The whole class laughs, except for one surly young man with his arms crossed. He says: Yeah, he's funny. He's funny. He's funny. He's not funny.
Girl: He is too funny.
Boy: Shut up.
They discuss a short story they read the previous week. The teacher reads a passage describing a boy dressing for winter. When she reads the words "long underwear," the class explodes in laughter.
I like these kids.

Campus report: Current indie-rock fashion may be changing, if UT trends can be believed. I thought campus would be overrun with asexual anorexics in tight, ill-fitting, multi-colored clothes, sneering at everyone while sharing a single Ramen noodle. I've only seen two of these butt-nuts in 4 weeks. Oddly, everyone looks the same at the University of Texas as they did at the University of Nebraska 8 years ago, except that shoes are much more colorful, nobody wears flannel, and, of course, iPods are everywhere. Cell phones seem to be less omnipresent than I feared. Everyone carries one, but there's less constant chattering than there was the last time I ventured onto UT premises. That's a good sign. I'm still confused about how the craziest lunatics in town--I'm talking the craziest, the guys who can't figure out how to stop confusing Jesus with Mickey Rooney or stop talking to themselves or stop carrying around 68 plastic bags--can always seem to find a campus student union. If you think bugs are crawling on your skin and your name is 56 Galactitroid, how the fuck do you get it together enough to find the food court at the student union of the university?

1 comment:

Anonymous said...

i could not pass a bio 101 class if my life depended on it. i think the cut-off for being able to cram a useless cacophony of shit into your cranium in any retrievable form is about 23. the last class i took at UNL was history 101 and even though i had managed a 3.95 up until that point, i had to take this exercise in knucklewalking pass/no pass to keep from getting a D. law school is the same thing. the first time around (age 25, so maybe my initial age calculations were off) studying for the exams was almost embarrassingly easy (i was able to stuff months worth of info in my head in a night and hold it in for the requisite 24 hours). the second time around (age 30) even studying for one class was a nightmare, mainly because i've lived enough life to know that there is no real reason to want to retain, even momentarily, a pile of disconnected minutiae. (which means that you start connecting it, just to rationalize the time your investing, which leads you quite far astray from what They are testing you on.)

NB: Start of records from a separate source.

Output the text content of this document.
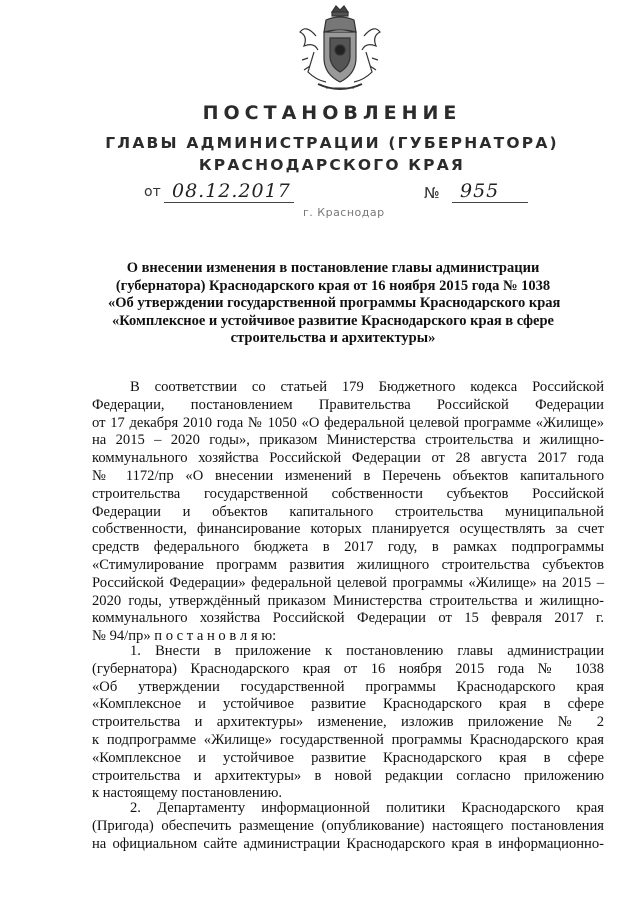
ПОСТАНОВЛЕНИЕ
ГЛАВЫ АДМИНИСТРАЦИИ (ГУБЕРНАТОРА)
КРАСНОДАРСКОГО КРАЯ
от 08.12.2017	№ 955
г. Краснодар
О внесении изменения в постановление главы администрации
(губернатора) Краснодарского края от 16 ноября 2015 года № 1038
«Об утверждении государственной программы Краснодарского края
«Комплексное и устойчивое развитие Краснодарского края в сфере
строительства и архитектуры»
В соответствии со статьей 179 Бюджетного кодекса Российской
Федерации, постановлением Правительства Российской Федерации
от 17 декабря 2010 года № 1050 «О федеральной целевой программе «Жилище»
на 2015 – 2020 годы», приказом Министерства строительства и жилищно-
коммунального хозяйства Российской Федерации от 28 августа 2017 года
№ 1172/пр «О внесении изменений в Перечень объектов капитального
строительства государственной собственности субъектов Российской
Федерации и объектов капитального строительства муниципальной
собственности, финансирование которых планируется осуществлять за счет
средств федерального бюджета в 2017 году, в рамках подпрограммы
«Стимулирование программ развития жилищного строительства субъектов
Российской Федерации» федеральной целевой программы «Жилище» на 2015 –
2020 годы, утверждённый приказом Министерства строительства и жилищно-
коммунального хозяйства Российской Федерации от 15 февраля 2017 г.
№ 94/пр» п о с т а н о в л я ю:
1. Внести в приложение к постановлению главы администрации
(губернатора) Краснодарского края от 16 ноября 2015 года № 1038
«Об утверждении государственной программы Краснодарского края
«Комплексное и устойчивое развитие Краснодарского края в сфере
строительства и архитектуры» изменение, изложив приложение № 2
к подпрограмме «Жилище» государственной программы Краснодарского края
«Комплексное и устойчивое развитие Краснодарского края в сфере
строительства и архитектуры» в новой редакции согласно приложению
к настоящему постановлению.
2. Департаменту информационной политики Краснодарского края
(Пригода) обеспечить размещение (опубликование) настоящего постановления
на официальном сайте администрации Краснодарского края в информационно-
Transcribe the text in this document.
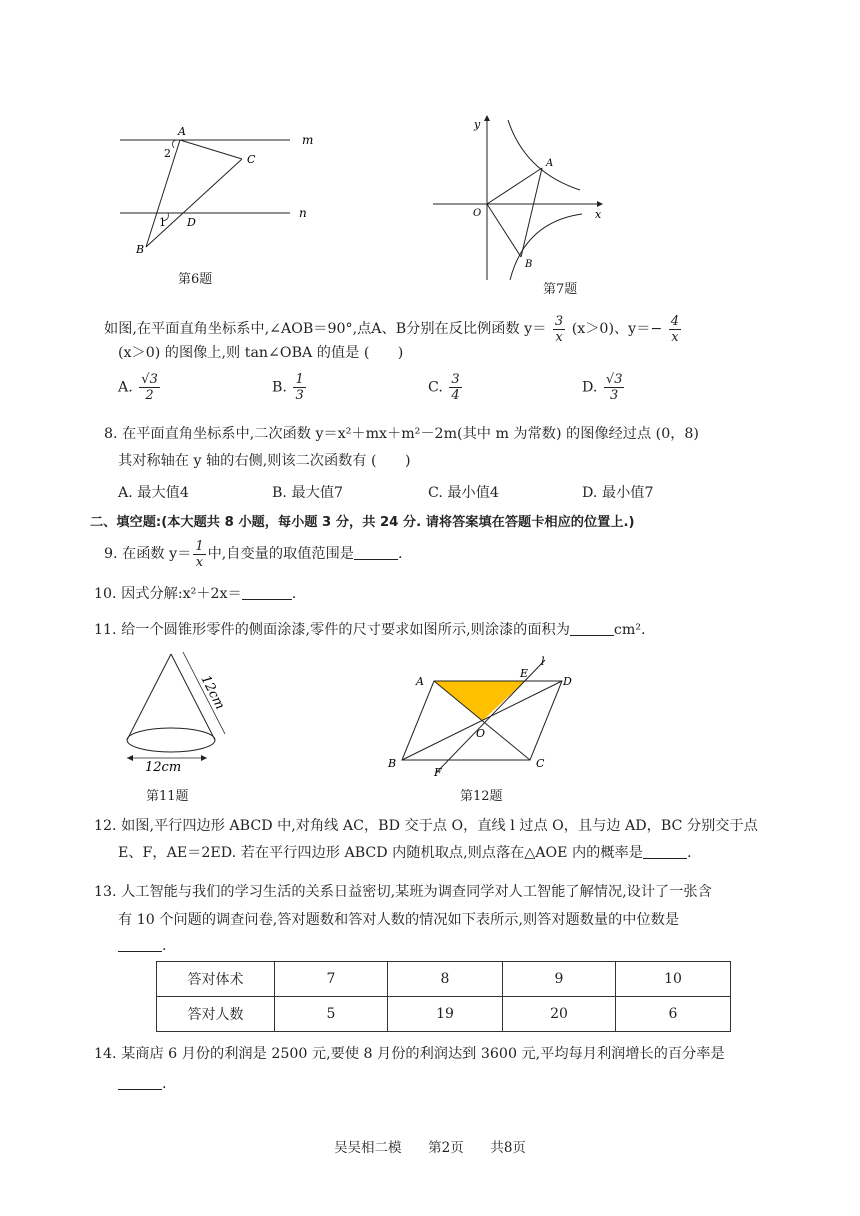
A
2	C
1 D
B
m
n
第6题
y
A
O	x
B
第7题
如图,在平面直角坐标系中,∠AOB＝90°,点A、B分别在反比例函数 $y= \frac{3}{x} (x>0)$、$y=- \frac{4}{x}$
(x＞0) 的图像上,则 tan∠OBA 的值是 (　　)
A. $\frac{√3}{2}$	B. $\frac{1}{3}$	C. $\frac{3}{4}$	D. $\frac{√3}{3}$
8. 在平面直角坐标系中,二次函数 y＝x²＋mx＋m²－2m(其中 m 为常数) 的图像经过点 (0，8)
其对称轴在 y 轴的右侧,则该二次函数有 (　　)
A. 最大值4	B. 最大值7	C. 最小值4	D. 最小值7
二、填空题:(本大题共 8 小题，每小题 3 分，共 24 分. 请将答案填在答题卡相应的位置上.)
9. 在函数 $y= \frac{1}{x}$ 中,自变量的取值范围是	.
10. 因式分解:x²＋2x＝	.
11. 给一个圆锥形零件的侧面涂漆,零件的尺寸要求如图所示,则涂漆的面积为	cm².
12cm
12cm
第11题
A
E
l
D
O
B
F
C
第12题
12. 如图,平行四边形 ABCD 中,对角线 AC，BD 交于点 O，直线 l 过点 O，且与边 AD，BC 分别交于点
E、F，AE＝2ED. 若在平行四边形 ABCD 内随机取点,则点落在△AOE 内的概率是	.
13. 人工智能与我们的学习生活的关系日益密切,某班为调查同学对人工智能了解情况,设计了一张含
有 10 个问题的调查问卷,答对题数和答对人数的情况如下表所示,则答对题数量的中位数是
.
答对体术	7	8	9	10
答对人数	5	19	20	6
14. 某商店 6 月份的利润是 2500 元,要使 8 月份的利润达到 3600 元,平均每月利润增长的百分率是
.
吴吴相二模 第2页 共8页
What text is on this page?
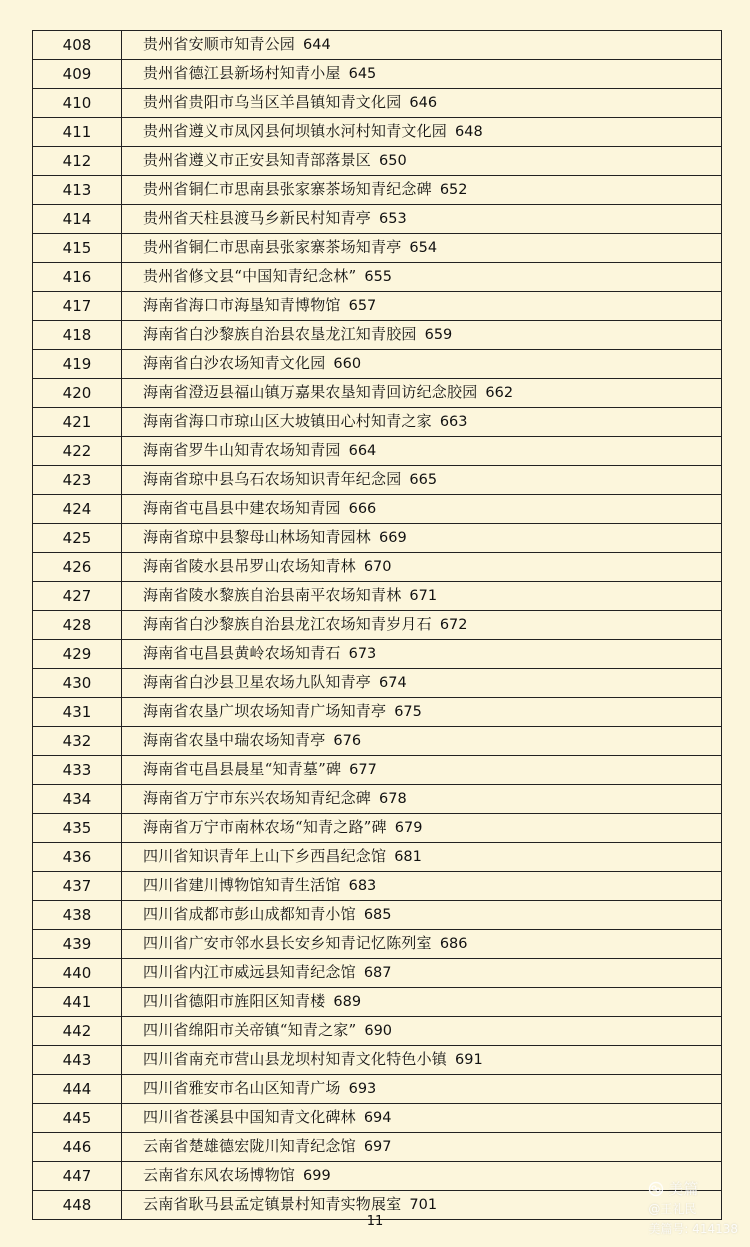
408	贵州省安顺市知青公园 644
409	贵州省德江县新场村知青小屋 645
410	贵州省贵阳市乌当区羊昌镇知青文化园 646
411	贵州省遵义市凤冈县何坝镇水河村知青文化园 648
412	贵州省遵义市正安县知青部落景区 650
413	贵州省铜仁市思南县张家寨茶场知青纪念碑 652
414	贵州省天柱县渡马乡新民村知青亭 653
415	贵州省铜仁市思南县张家寨茶场知青亭 654
416	贵州省修文县“中国知青纪念林” 655
417	海南省海口市海垦知青博物馆 657
418	海南省白沙黎族自治县农垦龙江知青胶园 659
419	海南省白沙农场知青文化园 660
420	海南省澄迈县福山镇万嘉果农垦知青回访纪念胶园 662
421	海南省海口市琼山区大坡镇田心村知青之家 663
422	海南省罗牛山知青农场知青园 664
423	海南省琼中县乌石农场知识青年纪念园 665
424	海南省屯昌县中建农场知青园 666
425	海南省琼中县黎母山林场知青园林 669
426	海南省陵水县吊罗山农场知青林 670
427	海南省陵水黎族自治县南平农场知青林 671
428	海南省白沙黎族自治县龙江农场知青岁月石 672
429	海南省屯昌县黄岭农场知青石 673
430	海南省白沙县卫星农场九队知青亭 674
431	海南省农垦广坝农场知青广场知青亭 675
432	海南省农垦中瑞农场知青亭 676
433	海南省屯昌县晨星“知青墓”碑 677
434	海南省万宁市东兴农场知青纪念碑 678
435	海南省万宁市南林农场“知青之路”碑 679
436	四川省知识青年上山下乡西昌纪念馆 681
437	四川省建川博物馆知青生活馆 683
438	四川省成都市彭山成都知青小馆 685
439	四川省广安市邻水县长安乡知青记忆陈列室 686
440	四川省内江市威远县知青纪念馆 687
441	四川省德阳市旌阳区知青楼 689
442	四川省绵阳市关帝镇“知青之家” 690
443	四川省南充市营山县龙坝村知青文化特色小镇 691
444	四川省雅安市名山区知青广场 693
445	四川省苍溪县中国知青文化碑林 694
446	云南省楚雄德宏陇川知青纪念馆 697
447	云南省东风农场博物馆 699
448	云南省耿马县孟定镇景村知青实物展室 701
11
美篇
@王礼民
美篇号: 414138
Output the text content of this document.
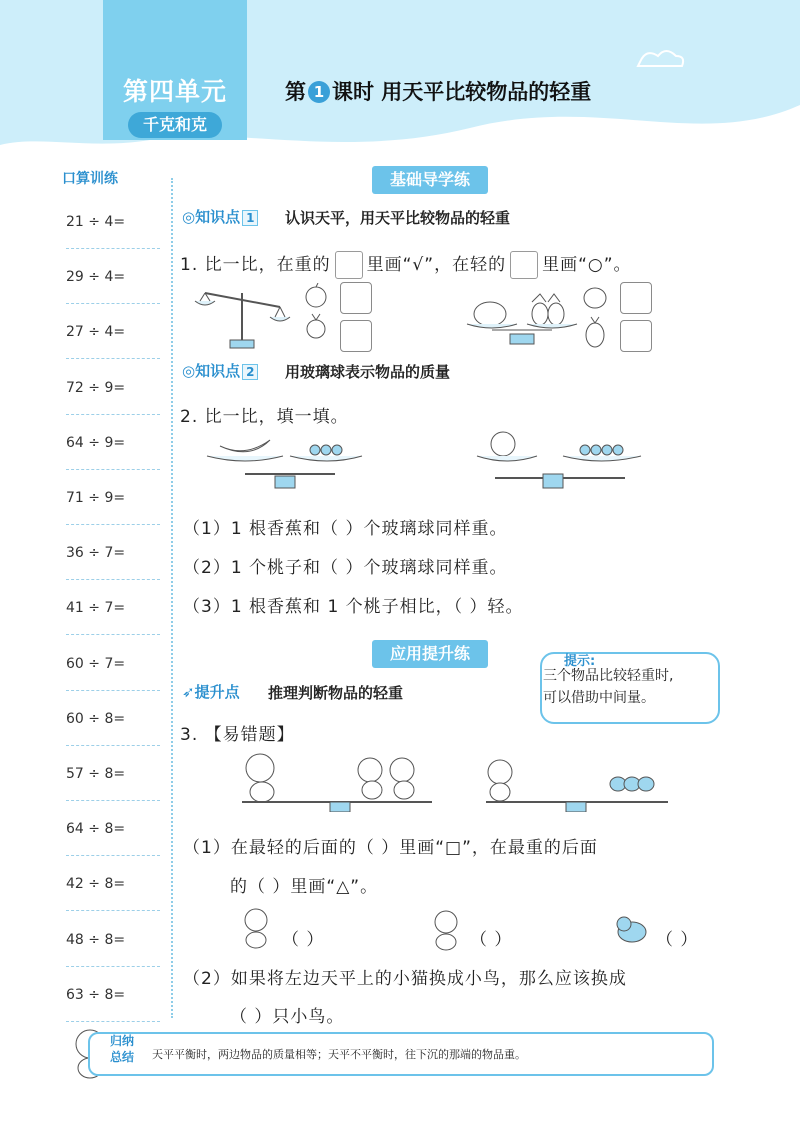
第四单元
千克和克
第 1 课时 用天平比较物品的轻重
口算训练
21 ÷ 4=
29 ÷ 4=
27 ÷ 4=
72 ÷ 9=
64 ÷ 9=
71 ÷ 9=
36 ÷ 7=
41 ÷ 7=
60 ÷ 7=
60 ÷ 8=
57 ÷ 8=
64 ÷ 8=
42 ÷ 8=
48 ÷ 8=
63 ÷ 8=
基础导学练
◎知识点 1 认识天平，用天平比较物品的轻重
1. 比一比，在重的 里画“√”，在轻的 里画“○”。
◎知识点 2 用玻璃球表示物品的质量
2. 比一比，填一填。
（1）1 根香蕉和（ ）个玻璃球同样重。
（2）1 个桃子和（ ）个玻璃球同样重。
（3）1 根香蕉和 1 个桃子相比，（ ）轻。
应用提升练
➶提升点 推理判断物品的轻重
提示:
三个物品比较轻重时,
可以借助中间量。
3. 【易错题】
（1）在最轻的后面的（ ）里画“□”，在最重的后面
的（ ）里画“△”。
（ ）	（ ）	（ ）
（2）如果将左边天平上的小猫换成小鸟，那么应该换成
（ ）只小鸟。
归纳
总结	天平平衡时，两边物品的质量相等；天平不平衡时，往下沉的那端的物品重。
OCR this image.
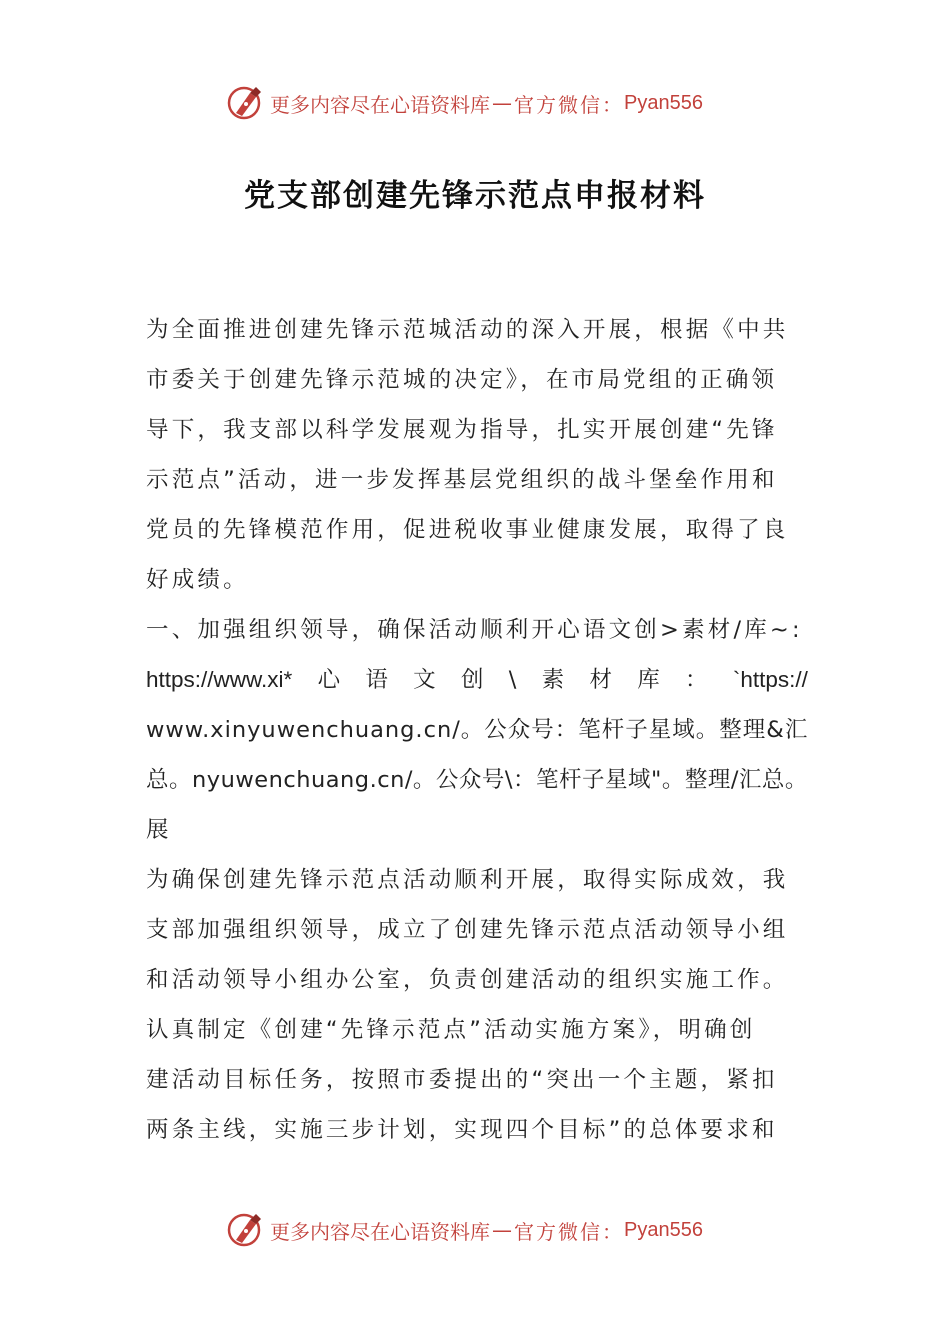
更多内容尽在心语资料库 — 官方微信： Pyan556
党支部创建先锋示范点申报材料
为全面推进创建先锋示范城活动的深入开展，根据《中共
市委关于创建先锋示范城的决定》，在市局党组的正确领
导下，我支部以科学发展观为指导，扎实开展创建“先锋
示范点”活动，进一步发挥基层党组织的战斗堡垒作用和
党员的先锋模范作用，促进税收事业健康发展，取得了良
好成绩。
一、加强组织领导，确保活动顺利开心语文创>素材/库~:
https://www.xi* 心 语 文 创 \ 素 材 库 ： `https://
www.xinyuwenchuang.cn/。公众号：笔杆子星域。整理&汇
总。nyuwenchuang.cn/。公众号\：笔杆子星域"。整理/汇总。
展
为确保创建先锋示范点活动顺利开展，取得实际成效，我
支部加强组织领导，成立了创建先锋示范点活动领导小组
和活动领导小组办公室，负责创建活动的组织实施工作。
认真制定《创建“先锋示范点”活动实施方案》，明确创
建活动目标任务，按照市委提出的“突出一个主题，紧扣
两条主线，实施三步计划，实现四个目标”的总体要求和
更多内容尽在心语资料库 — 官方微信： Pyan556
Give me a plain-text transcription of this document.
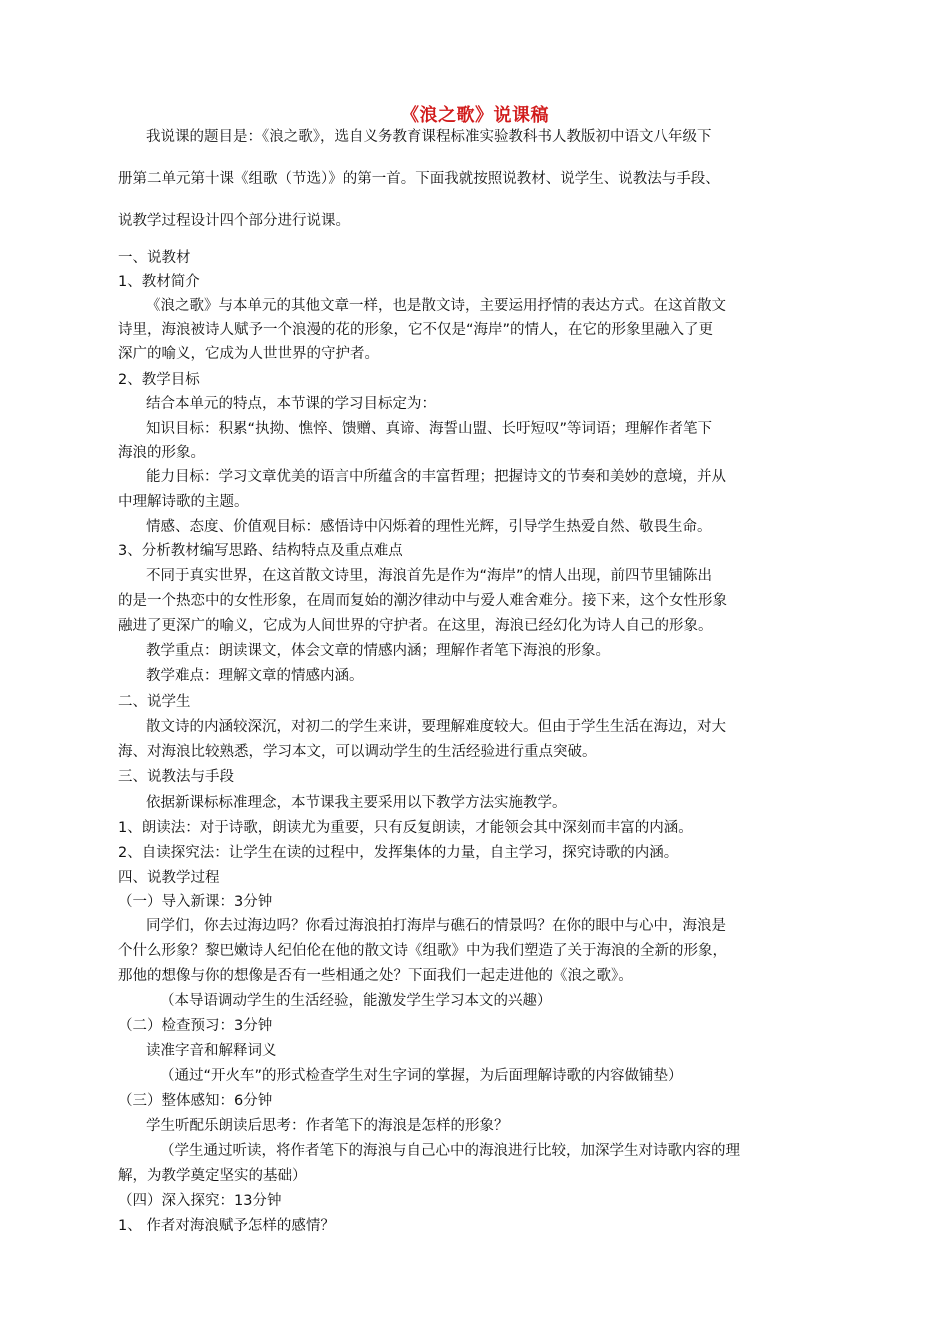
《浪之歌》说课稿
我说课的题目是：《浪之歌》，选自义务教育课程标准实验教科书人教版初中语文八年级下
册第二单元第十课《组歌（节选）》的第一首。下面我就按照说教材、说学生、说教法与手段、
说教学过程设计四个部分进行说课。
一、说教材
1、教材简介
《浪之歌》与本单元的其他文章一样，也是散文诗，主要运用抒情的表达方式。在这首散文
诗里，海浪被诗人赋予一个浪漫的花的形象，它不仅是“海岸”的情人，在它的形象里融入了更
深广的喻义，它成为人世世界的守护者。
2、教学目标
结合本单元的特点，本节课的学习目标定为：
知识目标：积累“执拗、憔悴、馈赠、真谛、海誓山盟、长吁短叹”等词语；理解作者笔下
海浪的形象。
能力目标：学习文章优美的语言中所蕴含的丰富哲理；把握诗文的节奏和美妙的意境，并从
中理解诗歌的主题。
情感、态度、价值观目标：感悟诗中闪烁着的理性光辉，引导学生热爱自然、敬畏生命。
3、分析教材编写思路、结构特点及重点难点
不同于真实世界，在这首散文诗里，海浪首先是作为“海岸”的情人出现，前四节里铺陈出
的是一个热恋中的女性形象，在周而复始的潮汐律动中与爱人难舍难分。接下来，这个女性形象
融进了更深广的喻义，它成为人间世界的守护者。在这里，海浪已经幻化为诗人自己的形象。
教学重点：朗读课文，体会文章的情感内涵；理解作者笔下海浪的形象。
教学难点：理解文章的情感内涵。
二、说学生
散文诗的内涵较深沉，对初二的学生来讲，要理解难度较大。但由于学生生活在海边，对大
海、对海浪比较熟悉，学习本文，可以调动学生的生活经验进行重点突破。
三、说教法与手段
依据新课标标准理念，本节课我主要采用以下教学方法实施教学。
1、朗读法：对于诗歌，朗读尤为重要，只有反复朗读，才能领会其中深刻而丰富的内涵。
2、自读探究法：让学生在读的过程中，发挥集体的力量，自主学习，探究诗歌的内涵。
四、说教学过程
（一）导入新课：3分钟
同学们，你去过海边吗？你看过海浪拍打海岸与礁石的情景吗？在你的眼中与心中，海浪是
个什么形象？黎巴嫩诗人纪伯伦在他的散文诗《组歌》中为我们塑造了关于海浪的全新的形象，
那他的想像与你的想像是否有一些相通之处？下面我们一起走进他的《浪之歌》。
（本导语调动学生的生活经验，能激发学生学习本文的兴趣）
（二）检查预习：3分钟
读准字音和解释词义
（通过“开火车”的形式检查学生对生字词的掌握，为后面理解诗歌的内容做铺垫）
（三）整体感知：6分钟
学生听配乐朗读后思考：作者笔下的海浪是怎样的形象？
（学生通过听读，将作者笔下的海浪与自己心中的海浪进行比较，加深学生对诗歌内容的理
解，为教学奠定坚实的基础）
（四）深入探究：13分钟
1、 作者对海浪赋予怎样的感情？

i guess what i'm saying is: don't get too frustrated. for anyone who has acquired a modicum of wisdom, or even genuine intellectual curiosity, the back to school gig would be an intellectual contortion bound to produce ginormous amounts of brain-heart-nut ache. which is the sort of depressing, but maybe not too depressing, part of general undergraduate education in general: it's purpose is just to try to catalyze in students--in mass-quantities, in a quasi-Fordist/fast-foodist way--some desire to want to know something about anything. but once you have that, going back through the process is likely to give your mind, or at least your spirit, a knee-weakening case of the bends. and then if your not careful, you'll split yourself open and shit yourself sideways. and that, my brother from another mother, will truly hurt. and smell. bad.